Die Arzneimittelkommission der Deutschen Ärzteschaft fordert daher zur Verordnung von Benzodiazepinen:
- eine sorgfältige Indikationsstellung,
- keine Verschreibung bei Patienten mit Abhängigkeitsanamnese,
- die Verordnung der kleinsten Packungseinheit,
- die Verordnung möglichst niedriger aber ausreichender Dosierung,
- die Vereinbarung der Therapiedauer mit dem Patienten vor Behandlungsbeginn,
- die Überprüfung der Behandlungsnotwendigkeit in kurzen Zeitabständen,
- eine schrittweise Verminderung der Dosis nach längerfristiger Anwendung.
Benzodiazepine dienen u. a. der psychopharmakologischen Therapie von Angstzuständen, Schlafstörungen und Unruhezuständen aller Art, d. h. sie dienen der Verminderung von Symptomen wie z. B. Angst, Schlaflosigkeit, Unruhe und Anspannung, die häufig Ausdruck einer tieferliegenden psychischen Störung sind.

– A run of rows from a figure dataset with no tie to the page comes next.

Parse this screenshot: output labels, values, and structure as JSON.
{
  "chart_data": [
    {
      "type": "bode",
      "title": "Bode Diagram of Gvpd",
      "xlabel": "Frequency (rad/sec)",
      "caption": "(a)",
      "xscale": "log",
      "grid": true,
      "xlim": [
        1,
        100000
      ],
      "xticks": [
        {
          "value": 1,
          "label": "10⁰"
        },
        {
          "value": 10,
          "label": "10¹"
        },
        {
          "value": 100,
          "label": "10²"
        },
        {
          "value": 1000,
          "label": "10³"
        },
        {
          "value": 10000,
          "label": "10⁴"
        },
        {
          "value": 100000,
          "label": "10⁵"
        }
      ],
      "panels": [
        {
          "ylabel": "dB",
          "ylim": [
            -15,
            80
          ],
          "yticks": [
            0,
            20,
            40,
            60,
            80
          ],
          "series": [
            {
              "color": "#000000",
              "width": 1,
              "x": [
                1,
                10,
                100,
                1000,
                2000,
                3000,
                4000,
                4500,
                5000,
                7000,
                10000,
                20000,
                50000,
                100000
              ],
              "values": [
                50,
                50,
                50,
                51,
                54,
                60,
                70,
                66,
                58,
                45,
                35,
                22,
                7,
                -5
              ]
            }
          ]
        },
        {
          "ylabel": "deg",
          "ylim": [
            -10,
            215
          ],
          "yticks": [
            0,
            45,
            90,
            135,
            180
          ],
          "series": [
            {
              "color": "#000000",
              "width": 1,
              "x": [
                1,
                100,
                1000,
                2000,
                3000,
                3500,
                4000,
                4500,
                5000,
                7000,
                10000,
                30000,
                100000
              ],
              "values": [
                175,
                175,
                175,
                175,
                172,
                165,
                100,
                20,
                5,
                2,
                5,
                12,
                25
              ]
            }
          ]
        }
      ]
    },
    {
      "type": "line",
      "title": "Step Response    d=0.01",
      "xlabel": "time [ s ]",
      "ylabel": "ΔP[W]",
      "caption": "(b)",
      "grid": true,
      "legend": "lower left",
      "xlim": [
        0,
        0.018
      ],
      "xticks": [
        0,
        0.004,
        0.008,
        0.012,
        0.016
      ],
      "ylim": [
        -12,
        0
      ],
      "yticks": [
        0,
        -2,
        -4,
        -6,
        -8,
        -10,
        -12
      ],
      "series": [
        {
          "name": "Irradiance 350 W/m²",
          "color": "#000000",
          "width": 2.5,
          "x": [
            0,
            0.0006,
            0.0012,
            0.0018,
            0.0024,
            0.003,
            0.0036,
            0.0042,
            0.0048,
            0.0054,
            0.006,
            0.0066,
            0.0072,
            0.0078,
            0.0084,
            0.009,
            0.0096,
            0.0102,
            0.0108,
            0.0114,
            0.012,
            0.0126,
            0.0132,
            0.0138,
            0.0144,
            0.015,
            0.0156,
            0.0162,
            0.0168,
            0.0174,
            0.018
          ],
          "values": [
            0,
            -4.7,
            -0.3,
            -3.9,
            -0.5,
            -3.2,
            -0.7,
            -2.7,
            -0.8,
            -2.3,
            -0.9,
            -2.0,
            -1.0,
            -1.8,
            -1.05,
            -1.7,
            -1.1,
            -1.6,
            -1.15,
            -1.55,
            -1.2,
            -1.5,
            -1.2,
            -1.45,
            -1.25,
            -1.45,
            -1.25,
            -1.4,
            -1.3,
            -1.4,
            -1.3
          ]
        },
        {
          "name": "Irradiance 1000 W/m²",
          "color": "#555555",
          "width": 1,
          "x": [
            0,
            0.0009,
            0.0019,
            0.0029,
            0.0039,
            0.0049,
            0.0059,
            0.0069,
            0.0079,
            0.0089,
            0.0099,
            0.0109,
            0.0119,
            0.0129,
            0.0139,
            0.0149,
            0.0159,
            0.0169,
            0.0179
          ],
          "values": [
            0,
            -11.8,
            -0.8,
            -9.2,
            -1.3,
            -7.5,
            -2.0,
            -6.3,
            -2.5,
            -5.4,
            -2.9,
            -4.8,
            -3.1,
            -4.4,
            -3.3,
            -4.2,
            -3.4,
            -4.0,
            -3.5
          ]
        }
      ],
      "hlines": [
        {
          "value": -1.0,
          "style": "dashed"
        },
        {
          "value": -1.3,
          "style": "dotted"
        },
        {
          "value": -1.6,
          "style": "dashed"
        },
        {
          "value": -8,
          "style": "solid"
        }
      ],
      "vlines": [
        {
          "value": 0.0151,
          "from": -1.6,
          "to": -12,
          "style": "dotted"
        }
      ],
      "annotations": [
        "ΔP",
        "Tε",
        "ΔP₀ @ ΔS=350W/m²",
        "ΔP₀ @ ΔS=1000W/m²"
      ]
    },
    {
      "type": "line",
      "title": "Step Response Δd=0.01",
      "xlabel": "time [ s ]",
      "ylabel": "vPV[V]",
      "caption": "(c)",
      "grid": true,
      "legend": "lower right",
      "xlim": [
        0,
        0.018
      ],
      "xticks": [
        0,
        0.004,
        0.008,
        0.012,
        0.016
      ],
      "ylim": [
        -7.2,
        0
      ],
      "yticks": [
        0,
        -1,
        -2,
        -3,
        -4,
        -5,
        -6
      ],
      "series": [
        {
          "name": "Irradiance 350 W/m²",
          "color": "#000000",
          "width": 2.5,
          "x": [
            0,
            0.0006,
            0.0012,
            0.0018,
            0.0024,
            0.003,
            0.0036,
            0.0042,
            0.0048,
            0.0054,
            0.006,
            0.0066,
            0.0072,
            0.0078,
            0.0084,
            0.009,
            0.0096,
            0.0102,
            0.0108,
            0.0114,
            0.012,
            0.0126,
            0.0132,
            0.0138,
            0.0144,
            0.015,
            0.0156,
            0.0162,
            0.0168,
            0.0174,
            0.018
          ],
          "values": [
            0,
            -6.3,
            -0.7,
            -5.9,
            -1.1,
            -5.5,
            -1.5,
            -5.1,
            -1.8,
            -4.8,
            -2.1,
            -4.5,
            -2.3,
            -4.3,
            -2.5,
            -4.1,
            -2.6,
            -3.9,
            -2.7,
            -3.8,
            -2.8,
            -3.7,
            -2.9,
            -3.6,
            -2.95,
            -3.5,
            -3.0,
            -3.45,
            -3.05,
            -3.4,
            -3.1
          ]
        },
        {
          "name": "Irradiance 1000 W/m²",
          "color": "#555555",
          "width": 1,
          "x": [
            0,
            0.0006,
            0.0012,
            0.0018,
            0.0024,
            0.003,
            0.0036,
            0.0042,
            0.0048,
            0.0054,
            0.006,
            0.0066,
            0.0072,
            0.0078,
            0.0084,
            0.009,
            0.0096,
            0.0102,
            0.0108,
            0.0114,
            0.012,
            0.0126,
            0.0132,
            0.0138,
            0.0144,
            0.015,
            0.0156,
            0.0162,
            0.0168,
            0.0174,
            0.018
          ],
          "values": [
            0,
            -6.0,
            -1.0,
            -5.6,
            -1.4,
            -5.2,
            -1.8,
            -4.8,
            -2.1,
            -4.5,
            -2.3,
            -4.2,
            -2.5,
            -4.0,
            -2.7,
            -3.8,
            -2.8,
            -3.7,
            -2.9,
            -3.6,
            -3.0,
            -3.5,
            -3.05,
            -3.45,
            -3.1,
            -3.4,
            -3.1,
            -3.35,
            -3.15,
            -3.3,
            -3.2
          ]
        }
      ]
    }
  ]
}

So ist diffuse Angst (Angst, die ohne Grund auftritt) in der Regel Ausdruck von Konfliktspannungen, die auf ungelöste Probleme zurückzuführen sind. Durch die Einnahme von Benzodiazepinen verschwindet diese Angst häufig schnell und vollständig, d. h. es gibt für die Betroffenen keine Veranlassung mehr, sich um die Beseitigung der Ursachen der Angstzustände zu bemühen. Mit der Verminderung oder Beseitigung der Symptome ist jedoch das Problem nicht beseitigt. Die vor der Einnahme zu beobachtende diffuse Angst taucht nach Absetzen des Medikamentes wieder auf, und zwar häufig heftiger als zuvor. Dieses Erleben führt zu einer immer häufigeren Einnahme des Medikamentes, einer Gewöhnung und letztendlich in den Teufelskreis Sucht.